A dona de casa Crislaine da Costa Silva, de 35 anos, moradora de Cáceres (MT), perdeu o movimento das pernas após receber, supostamente, duas injeções de calmante nas nádegas no Hospital Metropolitano, em Várzea Grande, no mês passado. Atualmente, ela está em uma cadeira de rodas e vive uma rotina de exames e consultas na tentativa de reverter a situação.
Em outubro de 2025, Crislaine passou por uma cirurgia bariátrica no hospital. Aparentemente, tudo ocorreu bem e ela voltou para Cáceres, até que, no dia 1º de dezembro, teve uma crise de vômito e precisou retornar à unidade de saúde.
“Fiquei cerca de nove dias internada, fiz todos os exames, estava tudo normal com o pós-operatório da bariátrica, mas permaneci no hospital por causa dos vômitos. Eu estava muito fraca. Em uma noite, passei muito mal; veio uma médica com um enfermeiro e aplicou uma injeção na minha nádega. Eles disseram que era para cessar o vômito e que eu iria dormir”, relatou.
Segundo Crislaine, no dia seguinte, uma enfermeira afirmou que a injeção se tratava de um calmante. Ainda no mesmo dia, ela tentou se levantar e não conseguiu, pois estava sentindo apenas parcialmente as pernas.
Três dias depois, outra injeção foi aplicada nela na Unidade de Terapia Intensiva (UTI), e a profissional que estava no local confirmou que realmente se tratava de um calmante para que ela pudesse dormir. No dia seguinte, ao acordar, Crislaine percebeu que as pernas estavam sem movimento.
“Tive alta dois dias depois, em uma cadeira de rodas. Voltei para Cáceres em um ônibus do Sistema Único de Saúde (SUS), sem justificativa ou explicação do hospital. Nos primeiros dias, ainda conseguia me deslocar minimamente com o andador, até perder totalmente a capacidade de andar e passar a depender da cadeira de rodas”, explicou.
No entanto, Crislaine afirmou que sente formigamento e dores intensas nos pés e, para amenizar, faz uso de morfina. Com ajuda financeira do pai e do marido, ela realizou tomografias a pedido de uma fisioterapeuta, que apontaram hérnia de disco e osteofitose, conhecida como “bico de papagaio”. No entanto, segundo a profissional, a paralisia não foi causada por nenhum desses fatores. Agora, ela tem uma consulta com um ortopedista agendada para o próximo dia 28.
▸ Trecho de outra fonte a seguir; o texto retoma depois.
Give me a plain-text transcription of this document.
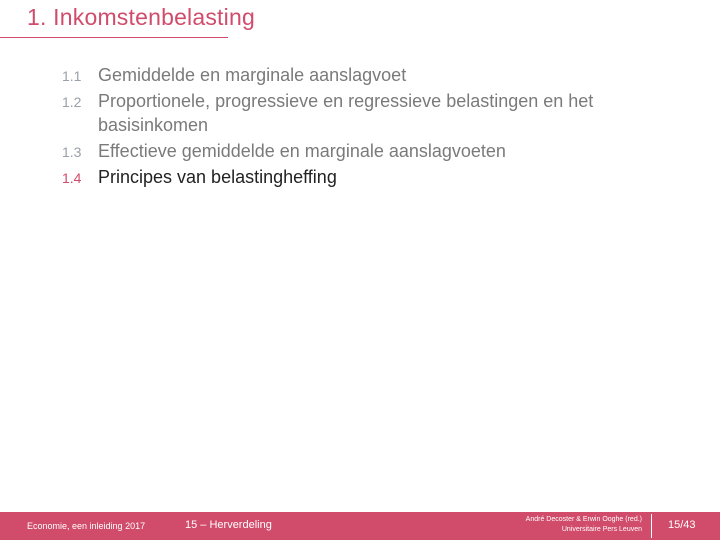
1. Inkomstenbelasting
1.1 Gemiddelde en marginale aanslagvoet
1.2 Proportionele, progressieve en regressieve belastingen en het basisinkomen
1.3 Effectieve gemiddelde en marginale aanslagvoeten
1.4 Principes van belastingheffing
Economie, een inleiding 2017	15 – Herverdeling	André Decoster & Erwin Ooghe (red.)
Universitaire Pers Leuven 15/43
Antes de perder o movimento das pernas
Mãe de três filhos, de 8, 14 e 15 anos, Crislaine foi diagnosticada há cinco anos com epilepsia e recebe o Benefício de Prestação Continuada (BPC), previsto na Lei Orgânica da Assistência Social (LOAS). Por isso, também chegou a se consultar com um neurologista após o incidente em Várzea Grande.
Antes, ela trabalhava como confeiteira autônoma, mas desde o diagnóstico vive apenas do benefício e do apoio da família. Agora, pede ajuda para custear os gastos com exames e tratamentos por meio de doações via Pix: (65) 9 9976-9614.
O Primeira Página entrou em contato com a Secretaria de Estado de Saúde (SES), mas não obteve retorno até a publicação desta reportagem.